In a motion for reconsideration dated September 25 filed before the Sandiganbayan's Fifth Division, state prosecutors said the anti-graft court made a mistake when it allowed former senator Jinggoy Estrada to post bail over his pork barrel scam case.

Estrada was released from detention at the Philippine National Police Custodial Center on September 16 after three years. The Sandiganbayan allowed him to post P1 million in bail, ruling that "the evidence has not strongly established accused Estrada as the main plunderer."

The Ombudsman asked the Sandiganbayan to reverse the ruling, which was based on the "main plunderer" doctrine.

The Fifth Division anchored its ruling on a Supreme Court decision acquitting former president Gloria Macapagal-Arroyo on grounds that the Ombudsman failed to identify her as the main plunderer in the charge sheet. 

"Let it be stressed that the text of the Plunder Law does not expressly require the prosecution to allege or identify or even prove the so-called main plunderer among the co-conspirators in the crime of plunder," the motion for reconsideration read.

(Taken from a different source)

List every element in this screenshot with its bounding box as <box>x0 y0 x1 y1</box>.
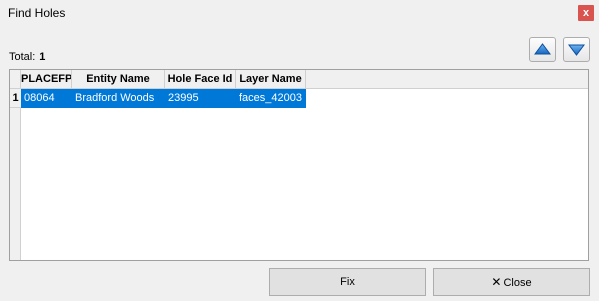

The prosecution added the law recognizes plunder may be committed collectively. When it is committed as a collective act by more than one accused, there is no main plunderer as all conspiring participants are equally deemed plunderers.

Related: Jinggoy Estrada posts bail for plunder case

In granting bail to Estrada, the Sandiganbayan also said he is not a flight risk. The Ombudsman argued this was another mistake.

"In applications for bail involving non-bailable offenses, only one factor is to be considered, that is, whether the evidence of guilt is strong," it said. 

Estrada allegedly received ₱183 million in kickbacks from his Priority Development Assistance Fund, also known as pork barrel or funds a lawmaker can spend for projects. Plunder is considered a non-bailable offense.

The Ombudsman's appeal is set for hearing before the Fifth Division on Monday, October 2. Special Prosecutor Edilberto Sandoval will argue for the prosecution.